The absolute best part about all of this? I spent an entire session optimizing Schema.org markup for better data discovery (ugh, SEO) on a personal blog that gets like… maybe 12 visitors a month (7 of them are probably me checking if my changes deployed).

But you know what? Those 12 visitors are going to have the BEST structured data experience of their lives.

Lessons Learned

@id Best Practices Matter: Current format is {canonical_url}#{entity_type}. Stable IDs only—no timestamps or query parameters, you monster. But I am going to make this way more robust later.
Validation Saves Lives: Or at least saves you from deploy-time errors. 100% validation pass rate is achievable and feels amazing.
Sometimes Over-Engineering is Fun: Sure, I could’ve just left it alone. But where’s the fun in that?

The Stats (For My Fellow Nerds)

17 files changed
4,388 insertions (Thanks, Claude)
45 deletions (minimal destruction)
2 blog posts enhanced with fancy new schemas
91% file reduction (concise + precise -> beautiful)
100% @id validation (✨ perfection ✨)

In Conclusion

Was this necessary? No. Is it over-engineered? Probably. Do my schemas now follow best practices for SEO, LLMs, and knowledge graphs?
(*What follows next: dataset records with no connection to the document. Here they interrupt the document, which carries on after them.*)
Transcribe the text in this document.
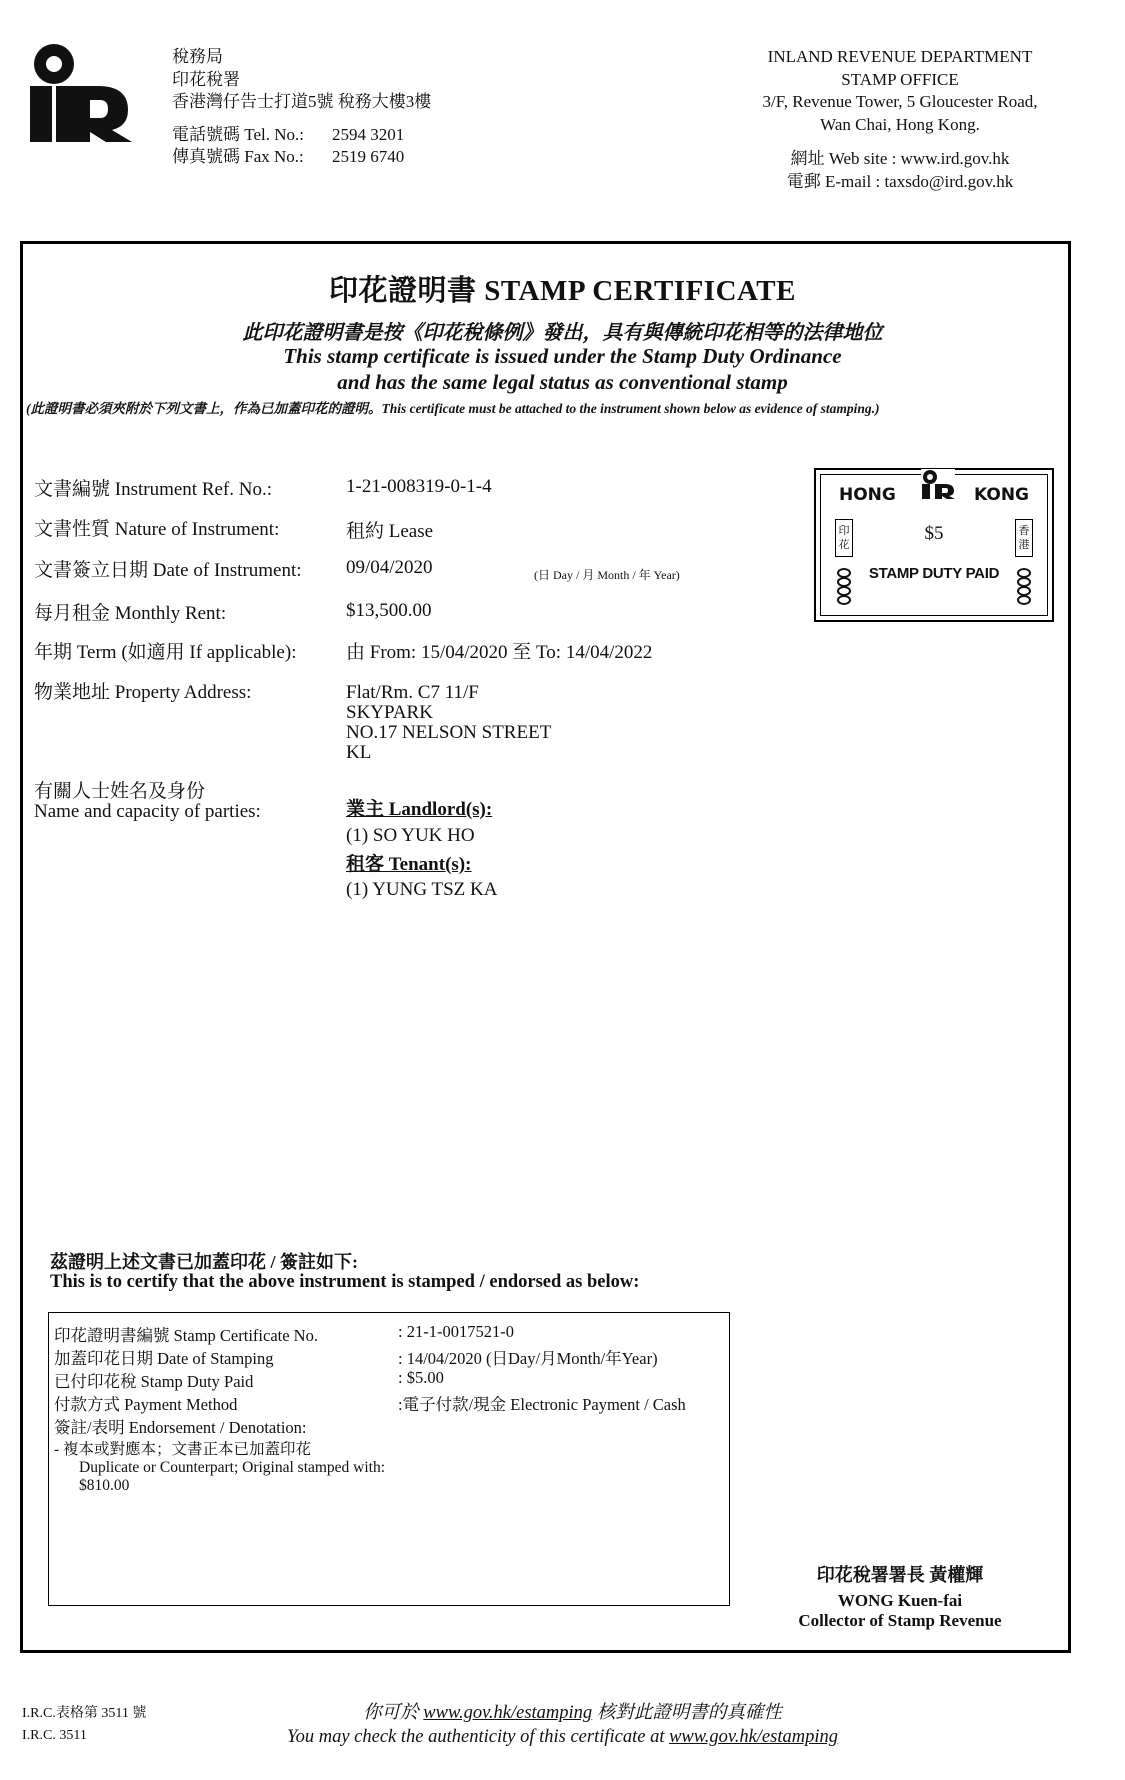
稅務局
印花稅署
香港灣仔告士打道5號 稅務大樓3樓
電話號碼 Tel. No.:	2594 3201
傳真號碼 Fax No.:	2519 6740
INLAND REVENUE DEPARTMENT
STAMP OFFICE
3/F, Revenue Tower, 5 Gloucester Road,
Wan Chai, Hong Kong.
網址 Web site : www.ird.gov.hk
電郵 E-mail : taxsdo@ird.gov.hk
印花證明書 STAMP CERTIFICATE
此印花證明書是按《印花稅條例》發出，具有與傳統印花相等的法律地位
This stamp certificate is issued under the Stamp Duty Ordinance
and has the same legal status as conventional stamp
(此證明書必須夾附於下列文書上，作為已加蓋印花的證明。This certificate must be attached to the instrument shown below as evidence of stamping.)
文書編號 Instrument Ref. No.:	1-21-008319-0-1-4
文書性質 Nature of Instrument:	租約 Lease
文書簽立日期 Date of Instrument: 09/04/2020	(日 Day / 月 Month / 年 Year)
每月租金 Monthly Rent:	$13,500.00
年期 Term (如適用 If applicable):	由 From: 15/04/2020 至 To: 14/04/2022
物業地址 Property Address:	Flat/Rm. C7 11/F
SKYPARK
NO.17 NELSON STREET
KL
有關人士姓名及身份
Name and capacity of parties:	業主 Landlord(s):
(1) SO YUK HO
租客 Tenant(s):
(1) YUNG TSZ KA
HONG	KONG
印花
香港
$5
STAMP DUTY PAID
茲證明上述文書已加蓋印花 / 簽註如下:
This is to certify that the above instrument is stamped / endorsed as below:
印花證明書編號 Stamp Certificate No.	: 21-1-0017521-0
加蓋印花日期 Date of Stamping	: 14/04/2020 (日Day/月Month/年Year)
已付印花稅 Stamp Duty Paid	: $5.00
付款方式 Payment Method	:電子付款/現金 Electronic Payment / Cash
簽註/表明 Endorsement / Denotation:
- 複本或對應本；文書正本已加蓋印花
Duplicate or Counterpart; Original stamped with:
$810.00
印花稅署署長 黃權輝
WONG Kuen-fai
Collector of Stamp Revenue
I.R.C.表格第 3511 號
I.R.C. 3511
你可於 www.gov.hk/estamping 核對此證明書的真確性
You may check the authenticity of this certificate at www.gov.hk/estamping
Absolutely. Am I proud of this? Sort of. I am proud of the 91% file reduction.

P.S. If you actually read this entire post about Schema.org optimization on a personal blog, we should be friends. Or you should seek professional help. Possibly both. Definitely both.

P.P.S. Yes, I did use the new TechArticle schema for this post. Meta? Absolutely. Appropriate? Debatable. Do I care? Not even a little bit.

This post brought to you by an unhealthy obsession with optimization, and my lingering mild resentment about writing half of my college papers while trying to drown out typewriter noise.